Here’s what each of the dimensions (the letters) mean:
C: Channels, which are like the different “perspectives” of the data. A good example of channels is the different RGB channels (the channels would be red, green, and blue) which add up the the full data.
D: Depth, which is the same as the “depth” of a cube or any kind of prism in geometry. I like to refer to it as the “third dimension” of a shape, but that’s up for you to decide which dimension to be as first, second or third.
H: Height, which is the same as the “height” of a shape. In this case it would be the height of the image or a “2d slice” taken from a 3D shape.
W: Width, which is the same as the “width/length” of a shape. In this case it would be the width or length of the image or a “2d slice” taken from a 3D shape.

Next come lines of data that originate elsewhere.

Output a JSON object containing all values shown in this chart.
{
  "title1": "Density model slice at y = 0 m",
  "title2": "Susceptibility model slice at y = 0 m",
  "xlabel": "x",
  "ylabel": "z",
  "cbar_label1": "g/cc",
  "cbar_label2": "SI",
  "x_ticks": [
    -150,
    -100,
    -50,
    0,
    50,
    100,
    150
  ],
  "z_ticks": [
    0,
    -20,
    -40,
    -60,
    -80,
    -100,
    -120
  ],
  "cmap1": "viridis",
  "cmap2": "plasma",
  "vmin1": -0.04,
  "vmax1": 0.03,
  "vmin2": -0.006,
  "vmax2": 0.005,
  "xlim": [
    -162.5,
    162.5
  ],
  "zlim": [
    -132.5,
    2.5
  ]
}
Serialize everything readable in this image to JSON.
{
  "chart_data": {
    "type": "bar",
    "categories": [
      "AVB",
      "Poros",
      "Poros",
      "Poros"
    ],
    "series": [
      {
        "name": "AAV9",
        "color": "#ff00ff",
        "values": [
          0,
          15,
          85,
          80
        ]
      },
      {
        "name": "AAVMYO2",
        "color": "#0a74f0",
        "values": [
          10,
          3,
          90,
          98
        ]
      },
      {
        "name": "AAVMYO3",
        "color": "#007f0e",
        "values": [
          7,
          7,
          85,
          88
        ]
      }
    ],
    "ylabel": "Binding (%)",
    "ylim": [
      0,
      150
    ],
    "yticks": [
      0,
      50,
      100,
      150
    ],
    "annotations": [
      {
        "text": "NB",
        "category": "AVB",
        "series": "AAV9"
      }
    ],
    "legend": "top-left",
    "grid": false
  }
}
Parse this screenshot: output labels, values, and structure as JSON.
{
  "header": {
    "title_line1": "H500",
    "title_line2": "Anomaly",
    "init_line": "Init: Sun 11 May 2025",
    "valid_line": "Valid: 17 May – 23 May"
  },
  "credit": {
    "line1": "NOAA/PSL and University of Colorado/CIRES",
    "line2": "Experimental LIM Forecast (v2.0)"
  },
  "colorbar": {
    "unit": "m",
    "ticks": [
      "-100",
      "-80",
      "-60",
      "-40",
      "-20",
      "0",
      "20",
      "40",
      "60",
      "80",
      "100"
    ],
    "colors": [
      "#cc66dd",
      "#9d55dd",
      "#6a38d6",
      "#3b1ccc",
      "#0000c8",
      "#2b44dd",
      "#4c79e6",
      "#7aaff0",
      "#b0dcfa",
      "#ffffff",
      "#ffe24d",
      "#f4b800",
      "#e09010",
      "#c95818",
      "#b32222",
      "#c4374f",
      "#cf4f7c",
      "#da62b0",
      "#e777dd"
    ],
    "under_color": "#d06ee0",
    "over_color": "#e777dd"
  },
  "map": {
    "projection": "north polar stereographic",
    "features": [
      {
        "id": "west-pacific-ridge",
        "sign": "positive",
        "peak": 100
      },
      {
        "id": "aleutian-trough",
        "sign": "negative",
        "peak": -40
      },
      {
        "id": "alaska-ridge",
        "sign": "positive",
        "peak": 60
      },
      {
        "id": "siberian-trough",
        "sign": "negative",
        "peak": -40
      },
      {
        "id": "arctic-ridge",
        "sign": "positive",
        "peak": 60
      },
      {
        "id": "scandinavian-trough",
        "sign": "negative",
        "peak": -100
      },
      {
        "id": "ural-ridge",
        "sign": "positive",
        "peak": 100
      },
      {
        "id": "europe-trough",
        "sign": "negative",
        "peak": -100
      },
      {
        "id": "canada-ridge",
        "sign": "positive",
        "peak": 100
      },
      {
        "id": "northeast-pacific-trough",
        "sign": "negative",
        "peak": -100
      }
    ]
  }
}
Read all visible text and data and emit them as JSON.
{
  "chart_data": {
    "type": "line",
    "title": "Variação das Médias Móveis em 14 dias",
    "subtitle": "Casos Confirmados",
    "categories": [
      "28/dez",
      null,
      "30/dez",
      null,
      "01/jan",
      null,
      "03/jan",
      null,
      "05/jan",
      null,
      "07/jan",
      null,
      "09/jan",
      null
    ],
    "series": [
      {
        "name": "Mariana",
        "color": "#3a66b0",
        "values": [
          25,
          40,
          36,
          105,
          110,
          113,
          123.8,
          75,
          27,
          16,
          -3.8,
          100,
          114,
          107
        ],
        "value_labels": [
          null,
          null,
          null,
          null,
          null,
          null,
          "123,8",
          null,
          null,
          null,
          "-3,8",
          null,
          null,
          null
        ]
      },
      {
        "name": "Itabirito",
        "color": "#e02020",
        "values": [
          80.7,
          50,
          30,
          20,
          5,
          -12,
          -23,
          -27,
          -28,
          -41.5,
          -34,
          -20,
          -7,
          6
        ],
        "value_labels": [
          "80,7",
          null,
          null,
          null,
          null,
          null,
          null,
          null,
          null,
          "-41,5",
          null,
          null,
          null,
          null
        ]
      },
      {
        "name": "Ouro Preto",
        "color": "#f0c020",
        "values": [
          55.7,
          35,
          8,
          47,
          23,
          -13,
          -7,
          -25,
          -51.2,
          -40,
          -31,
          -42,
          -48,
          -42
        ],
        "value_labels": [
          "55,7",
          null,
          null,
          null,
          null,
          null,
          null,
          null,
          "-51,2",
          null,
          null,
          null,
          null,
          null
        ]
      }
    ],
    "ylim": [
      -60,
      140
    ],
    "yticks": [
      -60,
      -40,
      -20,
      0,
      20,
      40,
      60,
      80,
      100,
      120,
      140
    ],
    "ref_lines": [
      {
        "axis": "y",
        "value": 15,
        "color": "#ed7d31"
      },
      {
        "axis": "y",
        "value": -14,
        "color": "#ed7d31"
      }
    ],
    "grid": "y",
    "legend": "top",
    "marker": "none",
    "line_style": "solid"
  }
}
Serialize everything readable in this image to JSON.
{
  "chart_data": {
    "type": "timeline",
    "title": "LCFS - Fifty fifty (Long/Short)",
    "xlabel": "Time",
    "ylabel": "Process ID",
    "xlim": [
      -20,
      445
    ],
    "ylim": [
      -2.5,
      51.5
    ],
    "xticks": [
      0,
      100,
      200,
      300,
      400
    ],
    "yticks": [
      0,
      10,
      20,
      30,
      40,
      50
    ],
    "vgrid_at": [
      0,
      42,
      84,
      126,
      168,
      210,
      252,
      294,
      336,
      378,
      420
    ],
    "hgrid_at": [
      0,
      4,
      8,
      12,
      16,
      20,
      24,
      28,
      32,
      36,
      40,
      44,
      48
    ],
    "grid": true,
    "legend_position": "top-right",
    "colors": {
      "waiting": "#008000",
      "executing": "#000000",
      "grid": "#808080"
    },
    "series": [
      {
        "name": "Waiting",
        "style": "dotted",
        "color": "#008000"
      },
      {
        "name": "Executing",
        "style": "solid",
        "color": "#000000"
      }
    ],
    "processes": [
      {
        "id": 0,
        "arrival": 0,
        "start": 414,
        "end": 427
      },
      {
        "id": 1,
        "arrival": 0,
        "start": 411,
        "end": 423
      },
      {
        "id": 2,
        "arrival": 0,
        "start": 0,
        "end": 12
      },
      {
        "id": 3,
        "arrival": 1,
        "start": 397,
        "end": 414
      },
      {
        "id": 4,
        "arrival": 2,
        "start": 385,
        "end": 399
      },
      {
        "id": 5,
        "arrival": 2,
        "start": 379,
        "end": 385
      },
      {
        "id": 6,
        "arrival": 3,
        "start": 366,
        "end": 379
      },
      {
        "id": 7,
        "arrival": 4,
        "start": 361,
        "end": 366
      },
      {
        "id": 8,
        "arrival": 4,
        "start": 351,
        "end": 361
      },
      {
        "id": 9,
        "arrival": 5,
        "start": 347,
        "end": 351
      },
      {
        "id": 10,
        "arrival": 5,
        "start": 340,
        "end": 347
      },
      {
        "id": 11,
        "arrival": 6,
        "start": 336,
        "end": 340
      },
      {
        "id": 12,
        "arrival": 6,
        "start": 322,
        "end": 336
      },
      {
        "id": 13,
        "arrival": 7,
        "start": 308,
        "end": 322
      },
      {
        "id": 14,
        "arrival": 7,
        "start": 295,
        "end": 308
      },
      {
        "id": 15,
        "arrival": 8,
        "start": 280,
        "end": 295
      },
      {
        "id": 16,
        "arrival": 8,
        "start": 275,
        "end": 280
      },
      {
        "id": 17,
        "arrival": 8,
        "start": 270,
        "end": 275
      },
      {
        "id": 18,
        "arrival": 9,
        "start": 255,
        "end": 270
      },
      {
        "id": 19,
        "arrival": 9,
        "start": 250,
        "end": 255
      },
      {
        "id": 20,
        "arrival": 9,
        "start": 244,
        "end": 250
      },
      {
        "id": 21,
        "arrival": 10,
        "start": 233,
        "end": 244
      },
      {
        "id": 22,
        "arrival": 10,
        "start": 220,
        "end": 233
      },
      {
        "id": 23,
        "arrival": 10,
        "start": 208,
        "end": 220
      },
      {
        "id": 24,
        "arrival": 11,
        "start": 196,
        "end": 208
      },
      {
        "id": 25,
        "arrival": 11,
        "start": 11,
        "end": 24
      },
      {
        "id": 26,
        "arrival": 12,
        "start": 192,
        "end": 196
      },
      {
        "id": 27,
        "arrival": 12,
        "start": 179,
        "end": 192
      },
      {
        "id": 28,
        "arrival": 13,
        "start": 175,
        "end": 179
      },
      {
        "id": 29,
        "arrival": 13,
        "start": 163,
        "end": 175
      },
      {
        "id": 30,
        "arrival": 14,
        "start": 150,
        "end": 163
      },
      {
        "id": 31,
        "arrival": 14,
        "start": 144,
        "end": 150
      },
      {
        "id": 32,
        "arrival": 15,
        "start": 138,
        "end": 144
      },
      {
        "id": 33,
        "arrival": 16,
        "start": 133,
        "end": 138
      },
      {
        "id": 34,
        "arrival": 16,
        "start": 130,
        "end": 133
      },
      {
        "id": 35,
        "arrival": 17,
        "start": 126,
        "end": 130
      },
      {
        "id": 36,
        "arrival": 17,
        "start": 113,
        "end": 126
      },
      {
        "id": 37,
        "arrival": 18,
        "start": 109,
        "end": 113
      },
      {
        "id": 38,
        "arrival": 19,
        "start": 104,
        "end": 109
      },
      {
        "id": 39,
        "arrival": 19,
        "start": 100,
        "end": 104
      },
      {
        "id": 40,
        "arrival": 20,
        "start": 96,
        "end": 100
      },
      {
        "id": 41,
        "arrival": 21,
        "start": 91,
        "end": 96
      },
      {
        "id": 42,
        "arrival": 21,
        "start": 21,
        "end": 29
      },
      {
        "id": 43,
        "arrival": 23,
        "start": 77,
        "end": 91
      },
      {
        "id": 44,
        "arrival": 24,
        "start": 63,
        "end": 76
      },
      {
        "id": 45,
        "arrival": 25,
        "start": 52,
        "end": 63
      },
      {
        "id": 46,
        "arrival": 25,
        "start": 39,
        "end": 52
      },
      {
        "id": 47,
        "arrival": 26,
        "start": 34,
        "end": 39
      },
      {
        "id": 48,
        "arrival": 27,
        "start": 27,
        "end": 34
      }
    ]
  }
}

Sometimes, if the model or algorithm is using video data, there would be a “T” dimension thrown in there as well, which represents the “time frame”, like as in the different frames you would see in a video. The T would measure which frame each one would be (from 1 to 1000000 or something depending on the video quality).
Lessons Learned
Vibe-coding can be best defined as the “practice that uses artificial intelligence to generate working code from NLP models, thus making app building more accessible, especially for beginner programmers”.
Vibe-coding, in short, does work! (temporarily, until you run into bugs)
In explanations and papers, AI models that deal with images and 3D files use a (C, D, H, W) notation to refer to the “shape” of a given file that’s being processed.